In the literature on configuration there is a consensus about the nature of configuration tasks. Most definitions of a configuration task found in the literature are a slight variant of [Mittal & Frayman, 1989]:
``Given: (A) a fixed, pre-defined set of components, where a component is described by a set of properties, ports for connecting it to other components, constraints at each port that describe the components that can be connected at that port, and other structural constraints; (B) some description of the desired configuration; and (C) possibly some criteria for making optimal selections.
Build: One or more configurations that satisfy all the requirements, where a configuration is a set of components and a description of the connection between the components in the set, or detect inconsistencies in the requirements.''
The configuration task can be considered as a search problem using the above types of inputs and output [Löckenhoff & Messer, 1994] The configuration process restricts this search space in four steps using the various types of inputs (see Figure 2).
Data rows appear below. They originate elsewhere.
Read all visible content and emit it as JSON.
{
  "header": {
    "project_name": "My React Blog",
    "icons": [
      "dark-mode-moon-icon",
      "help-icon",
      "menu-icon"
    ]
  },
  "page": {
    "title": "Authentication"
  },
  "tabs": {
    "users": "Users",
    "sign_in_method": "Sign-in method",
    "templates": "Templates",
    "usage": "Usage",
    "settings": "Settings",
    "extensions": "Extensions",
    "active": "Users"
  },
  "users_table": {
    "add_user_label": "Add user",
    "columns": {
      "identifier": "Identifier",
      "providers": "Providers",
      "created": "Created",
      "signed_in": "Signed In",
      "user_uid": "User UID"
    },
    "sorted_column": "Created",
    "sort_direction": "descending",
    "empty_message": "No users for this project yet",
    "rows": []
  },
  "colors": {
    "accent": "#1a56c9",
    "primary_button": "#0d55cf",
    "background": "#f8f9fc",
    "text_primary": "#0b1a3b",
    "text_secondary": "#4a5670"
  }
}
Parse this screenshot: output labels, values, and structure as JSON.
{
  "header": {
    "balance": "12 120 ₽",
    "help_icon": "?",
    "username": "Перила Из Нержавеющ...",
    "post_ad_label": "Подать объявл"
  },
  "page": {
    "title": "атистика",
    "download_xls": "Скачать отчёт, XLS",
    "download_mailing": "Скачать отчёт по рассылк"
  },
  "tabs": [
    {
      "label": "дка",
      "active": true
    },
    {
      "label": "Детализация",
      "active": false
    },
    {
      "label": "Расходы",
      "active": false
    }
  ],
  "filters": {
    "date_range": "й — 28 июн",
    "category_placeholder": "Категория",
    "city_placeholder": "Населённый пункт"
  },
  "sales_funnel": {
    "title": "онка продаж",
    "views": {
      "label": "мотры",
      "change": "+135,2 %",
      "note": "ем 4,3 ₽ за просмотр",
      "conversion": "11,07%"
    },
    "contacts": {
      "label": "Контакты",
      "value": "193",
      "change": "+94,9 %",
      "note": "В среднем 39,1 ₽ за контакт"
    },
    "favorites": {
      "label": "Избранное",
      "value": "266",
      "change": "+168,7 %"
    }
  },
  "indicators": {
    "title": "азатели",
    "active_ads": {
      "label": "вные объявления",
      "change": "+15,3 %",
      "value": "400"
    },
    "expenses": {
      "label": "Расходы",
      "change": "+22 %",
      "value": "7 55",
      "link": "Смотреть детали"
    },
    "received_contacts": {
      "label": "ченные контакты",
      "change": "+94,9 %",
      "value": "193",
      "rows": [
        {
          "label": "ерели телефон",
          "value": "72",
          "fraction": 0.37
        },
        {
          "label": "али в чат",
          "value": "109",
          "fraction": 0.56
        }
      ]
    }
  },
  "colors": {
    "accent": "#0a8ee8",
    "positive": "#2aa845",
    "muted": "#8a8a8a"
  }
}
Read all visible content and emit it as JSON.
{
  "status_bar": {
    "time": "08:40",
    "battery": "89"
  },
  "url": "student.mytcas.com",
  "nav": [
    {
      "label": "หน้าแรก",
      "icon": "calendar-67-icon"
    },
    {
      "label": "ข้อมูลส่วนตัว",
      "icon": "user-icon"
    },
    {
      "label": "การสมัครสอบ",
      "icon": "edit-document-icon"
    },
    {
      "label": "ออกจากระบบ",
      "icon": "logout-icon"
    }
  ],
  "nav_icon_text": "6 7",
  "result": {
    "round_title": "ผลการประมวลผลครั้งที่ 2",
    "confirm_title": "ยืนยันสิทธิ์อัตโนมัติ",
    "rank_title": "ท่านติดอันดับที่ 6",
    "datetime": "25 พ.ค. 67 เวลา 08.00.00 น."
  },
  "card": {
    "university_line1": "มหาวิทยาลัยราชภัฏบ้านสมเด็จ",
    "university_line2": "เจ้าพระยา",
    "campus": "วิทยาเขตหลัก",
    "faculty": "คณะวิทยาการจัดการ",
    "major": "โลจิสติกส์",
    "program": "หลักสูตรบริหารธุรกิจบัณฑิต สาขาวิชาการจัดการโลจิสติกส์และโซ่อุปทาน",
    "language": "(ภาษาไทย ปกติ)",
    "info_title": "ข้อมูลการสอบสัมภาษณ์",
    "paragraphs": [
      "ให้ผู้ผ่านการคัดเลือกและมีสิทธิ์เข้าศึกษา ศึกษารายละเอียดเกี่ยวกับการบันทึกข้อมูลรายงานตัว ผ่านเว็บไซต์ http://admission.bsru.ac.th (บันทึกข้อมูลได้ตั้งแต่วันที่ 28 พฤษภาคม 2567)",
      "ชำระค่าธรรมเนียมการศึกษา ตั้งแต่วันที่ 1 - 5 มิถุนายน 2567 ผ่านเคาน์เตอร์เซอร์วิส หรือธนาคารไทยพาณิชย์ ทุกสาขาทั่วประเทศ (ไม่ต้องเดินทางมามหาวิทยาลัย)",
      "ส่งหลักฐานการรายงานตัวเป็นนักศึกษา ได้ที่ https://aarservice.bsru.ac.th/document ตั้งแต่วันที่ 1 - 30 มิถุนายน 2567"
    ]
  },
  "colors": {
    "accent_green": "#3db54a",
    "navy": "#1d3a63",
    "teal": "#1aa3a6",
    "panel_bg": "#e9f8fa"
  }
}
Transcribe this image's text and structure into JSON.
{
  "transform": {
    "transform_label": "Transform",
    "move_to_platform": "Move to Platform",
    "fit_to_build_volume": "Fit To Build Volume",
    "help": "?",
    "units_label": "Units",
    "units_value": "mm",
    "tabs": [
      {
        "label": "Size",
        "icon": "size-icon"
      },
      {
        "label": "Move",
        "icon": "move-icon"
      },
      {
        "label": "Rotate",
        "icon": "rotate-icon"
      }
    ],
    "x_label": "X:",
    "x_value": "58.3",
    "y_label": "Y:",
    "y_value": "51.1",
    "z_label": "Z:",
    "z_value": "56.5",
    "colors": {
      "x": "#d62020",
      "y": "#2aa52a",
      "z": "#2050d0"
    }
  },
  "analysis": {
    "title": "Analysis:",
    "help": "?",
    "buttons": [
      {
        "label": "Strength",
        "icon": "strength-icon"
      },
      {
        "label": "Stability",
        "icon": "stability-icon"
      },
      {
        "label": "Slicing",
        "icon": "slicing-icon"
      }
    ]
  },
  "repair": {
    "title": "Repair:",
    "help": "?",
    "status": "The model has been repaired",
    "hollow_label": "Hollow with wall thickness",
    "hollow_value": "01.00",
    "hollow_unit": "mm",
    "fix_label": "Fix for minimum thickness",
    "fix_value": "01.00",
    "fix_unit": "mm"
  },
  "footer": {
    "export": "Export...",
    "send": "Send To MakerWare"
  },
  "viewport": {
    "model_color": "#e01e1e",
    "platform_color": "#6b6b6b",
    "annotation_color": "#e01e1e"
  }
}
The set of possible components and the possible connections between these components are fixed and given beforehand. This restricts the search space to the possible configuration space. The constraints restrict this possible configuration space to the valid configuration space. The user-requirements restrict this valid configuration space to the suitable configuration space. The optimality criteria can possibly restrict or divide this space further.
Figure 2: Configuration task as search problem
Parametric design is a simplification of the configuration task (class 3 problem). In parametric design are only fixed structures and fixed components. A components is a parameter which have a particular range that is given before hand. This reduces the configuration problem, because we only have to assign values to a parameter in its own range. (See [Wielinga et al., 1995] for a detailed analysis of parametric design).